Vitamin K deficiency is also a risk factor for osteoporotic fractures. The gene gamma-glutamyl carboxylase (GGCX) is dependent on vitamin K. Functional polymorphisms in the gene could attribute to variation in bone metabolism and BMD. Vitamin K2 is also used as a means of treatment for osteoporosis and the polymorphisms of GGCX could explain the individual variation in the response to treatment of vitamin K. Vitamin K supplementation may reduce the risk of fractures in postmenopausal women; however, there is no evidence for men.
Chronic kidney disease–mineral and bone disorder (CKD-MBD) is one of the many complications associated with chronic kidney disease. It represents a systemic disorder of mineral and bone metabolism due to CKD manifested by either one or a combination of the following:
- Abnormalities of calcium, phosphorus (phosphate), parathyroid hormone, or vitamin D metabolism
- Abnormalities in bone turnover, mineralization, volume, linear growth, or strength
- Vascular or other soft-tissue calcification
CKD-MBD explains, at least in part, the high morbidity and mortality of CKD patients, linking kidney and bone disease with cardiovascular complications. It is a matter of discussion whether CKD-MBD may be considered a real syndrome or not.
CKD-MBD broadens the "old" concept of "renal osteodystrophy", which now should be restricted to describing the "bone pathology" associated with CKD. Thus, renal osteodystrophy is currently considered "one" measure of the skeletal component of the systemic disorder of CKD–MBD that is quantifiable by histomorphometry of bone biopsy.

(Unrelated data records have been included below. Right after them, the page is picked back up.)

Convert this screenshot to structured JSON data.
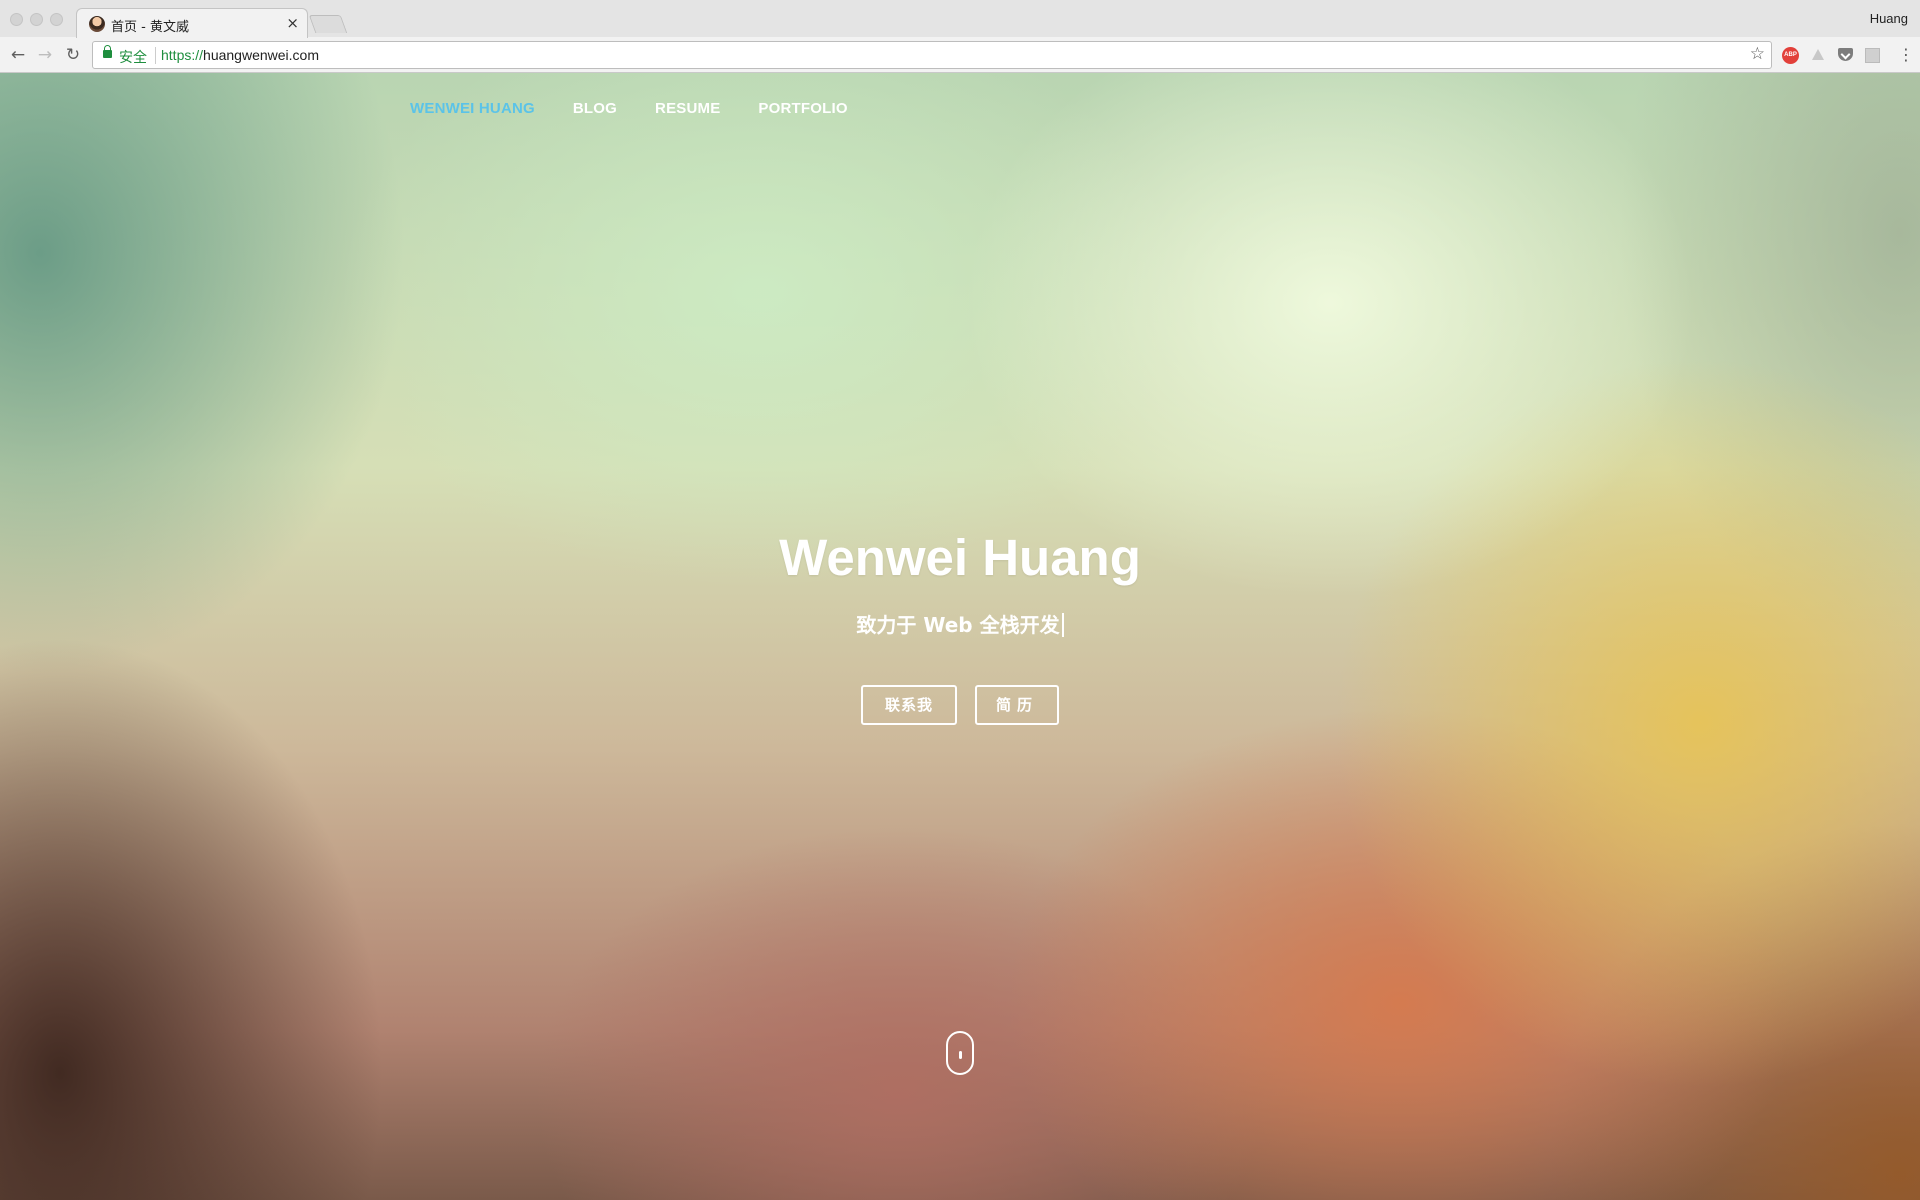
{
  "browser": {
    "tab_title": "首页 - 黄文威",
    "tab_close": "×",
    "profile_name": "Huang",
    "back_icon": "←",
    "forward_icon": "→",
    "reload_icon": "↻",
    "secure_label": "安全",
    "url_scheme": "https://",
    "url_host": "huangwenwei.com",
    "star_icon": "☆",
    "menu_icon": "⋮",
    "abp_label": "ABP"
  },
  "nav": {
    "items": [
      {
        "label": "WENWEI HUANG",
        "active": true
      },
      {
        "label": "BLOG",
        "active": false
      },
      {
        "label": "RESUME",
        "active": false
      },
      {
        "label": "PORTFOLIO",
        "active": false
      }
    ]
  },
  "hero": {
    "title": "Wenwei Huang",
    "subtitle": "致力于 Web 全栈开发",
    "buttons": {
      "contact": "联系我",
      "resume": "简历"
    }
  },
  "colors": {
    "nav_active": "#5bc3e8",
    "secure_green": "#1e8e3e"
  }
}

McCune–Albright syndrome is a complex genetic disorder affecting the bone, skin, and endocrine systems. It is a mosaic disease arising from somatic activating mutations in "GNAS", which encodes the alpha-subunit of the Gs G-coupled protein receptor. These mutations lead to constitutive receptor activation.

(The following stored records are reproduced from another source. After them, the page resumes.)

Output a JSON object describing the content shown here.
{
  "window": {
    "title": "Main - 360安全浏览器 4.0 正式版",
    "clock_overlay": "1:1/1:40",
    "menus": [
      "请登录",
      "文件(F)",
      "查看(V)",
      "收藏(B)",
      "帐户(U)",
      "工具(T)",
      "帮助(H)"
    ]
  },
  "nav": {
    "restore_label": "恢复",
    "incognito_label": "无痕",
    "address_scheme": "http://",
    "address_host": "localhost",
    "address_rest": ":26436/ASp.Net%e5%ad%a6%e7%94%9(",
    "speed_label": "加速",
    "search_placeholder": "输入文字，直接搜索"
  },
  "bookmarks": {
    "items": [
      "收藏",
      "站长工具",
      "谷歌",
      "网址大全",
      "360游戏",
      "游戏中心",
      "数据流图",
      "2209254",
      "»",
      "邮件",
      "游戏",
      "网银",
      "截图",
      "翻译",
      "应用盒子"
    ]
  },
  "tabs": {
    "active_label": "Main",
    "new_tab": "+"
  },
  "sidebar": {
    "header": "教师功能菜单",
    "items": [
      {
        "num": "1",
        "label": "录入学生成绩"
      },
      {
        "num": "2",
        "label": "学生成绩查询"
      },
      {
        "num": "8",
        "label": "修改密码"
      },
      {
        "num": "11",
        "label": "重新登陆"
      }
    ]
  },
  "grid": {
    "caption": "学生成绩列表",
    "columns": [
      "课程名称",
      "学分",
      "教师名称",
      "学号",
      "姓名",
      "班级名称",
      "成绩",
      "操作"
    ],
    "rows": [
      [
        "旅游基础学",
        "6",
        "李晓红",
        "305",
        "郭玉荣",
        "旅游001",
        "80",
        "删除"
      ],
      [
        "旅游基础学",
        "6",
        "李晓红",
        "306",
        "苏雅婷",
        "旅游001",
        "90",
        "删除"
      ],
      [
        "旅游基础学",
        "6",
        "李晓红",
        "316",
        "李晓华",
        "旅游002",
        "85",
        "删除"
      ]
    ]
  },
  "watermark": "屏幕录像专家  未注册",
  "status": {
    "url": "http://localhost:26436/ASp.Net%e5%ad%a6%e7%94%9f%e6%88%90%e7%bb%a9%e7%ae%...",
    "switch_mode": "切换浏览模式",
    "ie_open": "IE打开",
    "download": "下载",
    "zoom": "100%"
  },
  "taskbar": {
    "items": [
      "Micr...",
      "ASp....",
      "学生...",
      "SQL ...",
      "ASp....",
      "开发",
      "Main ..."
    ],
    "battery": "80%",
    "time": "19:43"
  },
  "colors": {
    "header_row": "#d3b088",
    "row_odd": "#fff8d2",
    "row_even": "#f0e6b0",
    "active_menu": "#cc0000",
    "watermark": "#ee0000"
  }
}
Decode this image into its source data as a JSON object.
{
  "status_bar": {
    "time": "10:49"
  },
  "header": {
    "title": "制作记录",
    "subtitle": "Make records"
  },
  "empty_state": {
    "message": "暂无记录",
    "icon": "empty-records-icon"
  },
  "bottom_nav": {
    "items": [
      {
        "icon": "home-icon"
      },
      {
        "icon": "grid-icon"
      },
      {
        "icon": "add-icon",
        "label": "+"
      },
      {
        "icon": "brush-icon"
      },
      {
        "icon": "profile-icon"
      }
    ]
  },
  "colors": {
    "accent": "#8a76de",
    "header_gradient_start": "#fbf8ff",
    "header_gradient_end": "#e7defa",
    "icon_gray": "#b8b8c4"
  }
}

It was first described in 1937 by Donovan James McCune and Fuller Albright.
Nutritional osteomalacia responds well to administration of 2,000-10,000 IU of vitamin D3 by mouth daily. Vitamin D3 (cholecalciferol) is typically absorbed more readily than vitmin D2 (ergocalciferol). Osteomalacia due to malabsorption may require treatment by injection or daily oral dosing of significant amounts of vitamin D3.

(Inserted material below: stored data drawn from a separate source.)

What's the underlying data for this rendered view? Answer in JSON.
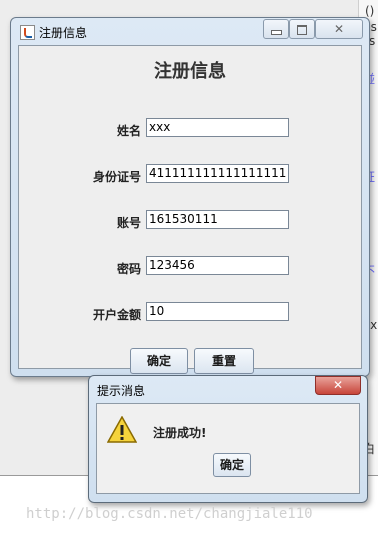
{
  "background": {
    "fragments": [
      "()",
      "ns",
      "x",
      "s",
      "碰",
      "证",
      "不",
      "ex",
      "k",
      "白"
    ]
  },
  "main_window": {
    "title": "注册信息",
    "heading": "注册信息",
    "fields": [
      {
        "label": "姓名",
        "value": "xxx"
      },
      {
        "label": "身份证号",
        "value": "411111111111111111"
      },
      {
        "label": "账号",
        "value": "161530111"
      },
      {
        "label": "密码",
        "value": "123456"
      },
      {
        "label": "开户金额",
        "value": "10"
      }
    ],
    "buttons": {
      "confirm": "确定",
      "reset": "重置"
    }
  },
  "message_dialog": {
    "title": "提示消息",
    "icon": "warning-icon",
    "message": "注册成功!",
    "ok": "确定"
  },
  "watermark": "http://blog.csdn.net/changjiale110",
  "colors": {
    "title_bar": "#dde9f5",
    "close_red": "#c7453a",
    "warning_yellow": "#f5d33c"
  }
}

Hypocalcemia is common and can occur unnoticed with no symptoms or, in severe cases, can have dramatic symptoms and be life-threatening. Hypocalcemia can be parathyroid related or vitamin D related. Parathyroid related hypocalcemia includes post-surgical hypoparathyroidism, inherited hypoparathyroidism, pseudohypoparathyroidism, and pseudo-pseudohypoparathyroidism. Post-surgical hypoparathyroidism is the most common form, and can be temporary (due to suppression of tissue after removal of a malfunctioning gland) or permanent, if all parathyroid tissue has been removed. Inherited hypoparathyroidism is rare and is due to a mutation in the calcium sensing receptor. Pseudohypoparathyroidism is maternally inherited and is categorized by hypocalcemia and hyperphosphatemia. Finally, pseudo-pseudohypoparathyroidism is paternally inherited. Patients display normal parathyroid hormone action in the kidney, but exhibit altered parathyroid hormone action in the bone.
Vitamin D related hypocalcemia may be associated with a lack of vitamin D in the diet, a lack of sufficient UV exposure, or disturbances in renal function. Low vitamin D in the body can lead to a lack of calcium absorption and secondary hyperparathyroidism (hypocalcemia and raised parathyroid hormone). Symptoms of hypocalcemia include numbness in fingers and toes, muscle cramps, irritability, impaired mental capacity and muscle twitching.